Inevitably there’s a wealth of academic speculation concerning the antecedents and influences acting upon the tyro Moorcock feeding into the character of Elric, from Norse mythology, through Poul Anderson’s ‘Three Hearts And Three Lions’ (1961, expanded from a 1953 ‘Magazine Of Fantasy And SF’ novella), Fletcher Pratt’s ‘The Well Of The Unicorn’ (1948), as well as the albino ‘Sexton Blake’ antihero Monsieur Zenith, created by Anthony Skene. Moorcock himself has – perhaps playfully, suggested other inputs to tease and confuse, including Bertolt Brecht. I prefer to reread this original story in the pages of ‘Science Fantasy’, and envisage the young Moorcock sitting there hacking out the text on an old manual typewriter, and attribute its rich creativity more to Moorcock’s fertile imagination itself. In the same way that the early Beatles took from Little Richard, Chuck Berry, Carl Perkins and Motown Records, but remade it into something wholly new and original.

Needless to say, as a surly and messed-up adolescent myself, I was instantly captivated by Elric’s ghastly aura, and began seeking out further Moorcock tales. Something that I’ve continued to do through to… pretty much, now. Igniting a lifetime’s addiction. Begun with this beautiful and treasured little issue of ‘Science Fantasy no.47’.

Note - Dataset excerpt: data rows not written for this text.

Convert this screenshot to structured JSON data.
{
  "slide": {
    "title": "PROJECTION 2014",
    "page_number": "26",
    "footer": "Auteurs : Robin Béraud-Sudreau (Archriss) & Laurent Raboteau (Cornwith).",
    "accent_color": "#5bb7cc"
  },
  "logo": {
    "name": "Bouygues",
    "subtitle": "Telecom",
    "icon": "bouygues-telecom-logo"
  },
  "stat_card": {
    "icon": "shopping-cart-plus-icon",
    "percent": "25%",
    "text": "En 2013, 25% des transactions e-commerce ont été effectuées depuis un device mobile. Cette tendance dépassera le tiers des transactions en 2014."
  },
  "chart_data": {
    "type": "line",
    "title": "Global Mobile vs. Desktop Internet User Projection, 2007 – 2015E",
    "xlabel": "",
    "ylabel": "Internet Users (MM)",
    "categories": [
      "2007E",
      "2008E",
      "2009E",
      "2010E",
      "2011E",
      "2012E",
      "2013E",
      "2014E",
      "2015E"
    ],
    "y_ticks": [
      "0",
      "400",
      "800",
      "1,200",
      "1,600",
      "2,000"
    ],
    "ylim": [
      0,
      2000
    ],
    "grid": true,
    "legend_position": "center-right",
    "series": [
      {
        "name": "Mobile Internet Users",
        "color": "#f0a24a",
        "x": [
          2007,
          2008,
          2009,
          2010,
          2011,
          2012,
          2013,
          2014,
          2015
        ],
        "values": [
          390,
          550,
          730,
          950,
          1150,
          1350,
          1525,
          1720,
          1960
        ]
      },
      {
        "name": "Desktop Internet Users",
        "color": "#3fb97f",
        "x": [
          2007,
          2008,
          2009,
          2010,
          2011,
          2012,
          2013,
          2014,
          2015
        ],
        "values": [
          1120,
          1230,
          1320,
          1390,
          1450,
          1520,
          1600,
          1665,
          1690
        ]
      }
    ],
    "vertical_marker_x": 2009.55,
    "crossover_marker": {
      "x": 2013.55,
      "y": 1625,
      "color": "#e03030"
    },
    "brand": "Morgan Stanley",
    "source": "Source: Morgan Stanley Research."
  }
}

More MICHAEL MOORCOCK on ‘Eight Miles Higher’... http://andrewdarlington.blogspot.com/2017/09/michael-moorcock-whispering-swarm.html http://andrewdarlington.blogspot.com/2017/06/michael-moorcock-twilight-man.html



5 comments:

Paul B said...

Science Fantasy - I am looking for no 52, 54, 55, 56, 59, 61, 63 & 64
If have them and want to sell please respond to pocomilitary@gmail.com

Guy Lawley said...

What a great piece... thanks, Andrew.
Worth adding, I think, that Cawthorn’s cover drawing for Science Fantasy 55 was surely intended to illustrate no. 47’s “Dreaming City.’
It even has Count Smiorgan Baldhead standing just behind Elric.
And, of course, a more ‘accurate’ Elric than (the great) Brian Lewis’s version.
And, as you also know, Mike has said since that Cawthorn’s input to the creation and fleshing out of the character was highly significant.

Mike Moorcock said...

Um -- thanks for the piece, of course -- but I was 21 in 1961 as I'm 81 now! Petty, I know, but you start counting the years at my age. Recently did a new Elrc coming out next year from Saga. Thanks again!!

Mike Moorcock said...

I delivered the drawing with the story! Bit cheeky, but at least Jim got his first professional cover! On the wrong story....

Mike Moorcock said...

Excellent and perceptive (sympathetic!) description of the first book. By coincidence the next ELRIC book was supposed to come out ths year but time was wasted and opportunity lost. It is supposed to be appearing from GOLLANCZ UK and SIMON AND SCHUSTER, US next year. This one was intended to be 'oldstyle', about a third to a half is 'cannibalised' from a story published in WEIIRD TALES and another in an anthology, some ten or fifteen year ago. All rewritten, with plenty of dragons, sorcery, Law v Chaos and the works. Hope people have fun! It's called THE CITADEL OF FORGOTTEN MYTHS. Looking forward to your opinion! Forgot to say that part of The Eternal Champion appeared in AVILION, a fantasy fanzine that I now think only got to stencil stage, since printed copies can't be found. It was the last of my output of fanzines between 1955-57, so I'd have been 17, around the time I was doing Sojan. Frankly, I think it showed a bit. So much is founded on that story! Economically, it was not worth my spending more than one draft or two days on any story I wrote for Ted because the rates were far lower than anything else I was writing for the general press. I had a growing family in a two-room flat, shared toilet, bath in the kitchen, in Notting Hill, which I desperately needed to leave. By 1965 we were able to move -- thanks to Mrs Pash of Pash's Music Shop -- from Colville Terrace to Ladbroke Grove.